The BPOPF reached a 35 percent shareholding in Letshego 13 months ago. The Botswana Stock Exchange Limited’s (BSEL’s) Rule says issues concerning Mergers and Acquisitions apply – meaning 35 percent stake and take over can be referenced to the South African legislation since Botswana has not yet established its own.

“ Until the Botswana Mergers and Acquisitions  Code is in place, the Mergers and Acquisitions Rules refer to the relevant parts of the South African Companies Act No.71 of 2008 and 2011, “ BSE Rules states.

Among other things, that specific pieces of South African legislation impose strict conditions and makes takeover mandatory once you acquire 35 percent  and it also imposes strict timetables on transactions. Within one business day after the date of acquisition of at least 35 percent of the target’s shares, the person or entity that has acquired must give notice to the remaining shareholders of the target, making an offer to acquire any and all of the target remaining shares  ( section 123 (3), Companies Act).

The South African Merger and Acquisition is the most advanced on the African continent.

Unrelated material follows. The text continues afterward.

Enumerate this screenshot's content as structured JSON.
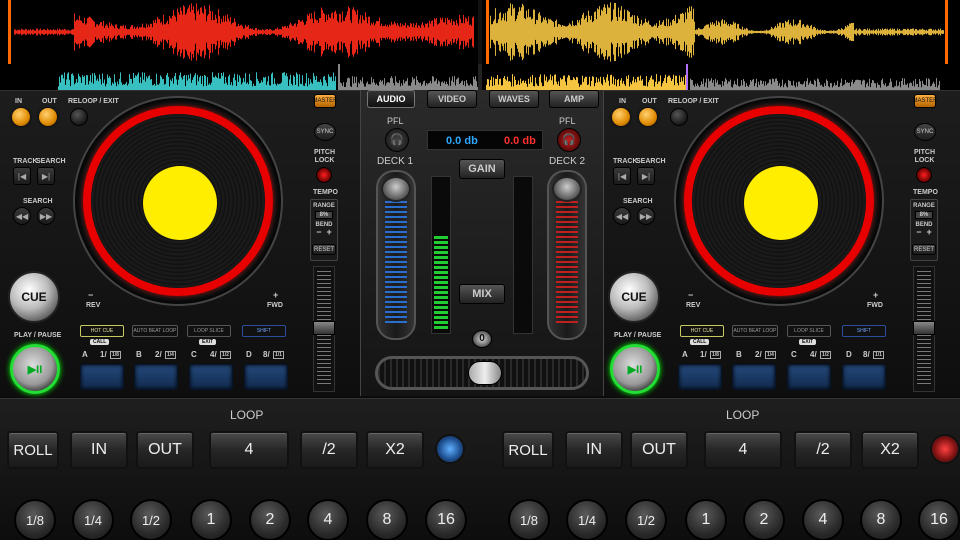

The take-over by the grey-hair fund could have been the biggest empowerment move privately   initiated in Botswana since records began.  Letshego is valued at P 2.67 billion, while the fund stands at P 90 billion in assets under its management.

BPOPF can easily “e-wallet” the remaining shareholders their due including the commercial banks that have “a change of control clauses “that will come  due and payable.

BPOPF has got 167,000 members.

Since mid- last year, Letshego is being headed by a polished banker, Aupa Monyatsi and his is busy putting more hours on the clock by building a new team that will exorcise the bad  profit streak it experienced last year.

He roped-in  Managing Director of Access Bank of Botswana until few weeks ago, Kgotso Bannalothe   to oversee Botswana, Eswatini and Lesotho operations, while,  Fergus Ferguson—who was in these areas– is headed to troubled operations of East and West Africa.

Letshego is sprawled across 11 countries in Sub Sahara Africa namely; Botswana, Eswatini, Lesotho, Namibia, Mozambique, Uganda, Tanzania, Kenya, Rwanda, Nigeria and Ghana. Ghana , Kenya, Tanzania and Uganda are the trouble-spots that dragged down the company results.

His vision has infused confidence both at New CBD and even with Moody’s,  an international  credit rating outfit,  which said   “ Letshego is currently executing its  “6-2-5 roadmap” strategy, focusing on product diversification, geographic rebalancing, enterprise agility and corporate structure and creating sustainable stakeholder value.

Letshego is into micro financing, banking, deposit taking. It aims to get into insurance, payments, savings and housing products and to target non-government employees and  SMME.  It has acquired banking and deposit taking licences in Ghana, Mozambique Rwanda, Tanzania, Nigeria and Namibia.

According to Letshego shareholding Register BPOPF directly held 17.3 percent, and 18.9 percent held it indirectly through a fund called “Active Members & Deffered Pensioners equity fund managed by BIFM. While Botswana Insurance Holdings Limited is at 27.8 percent.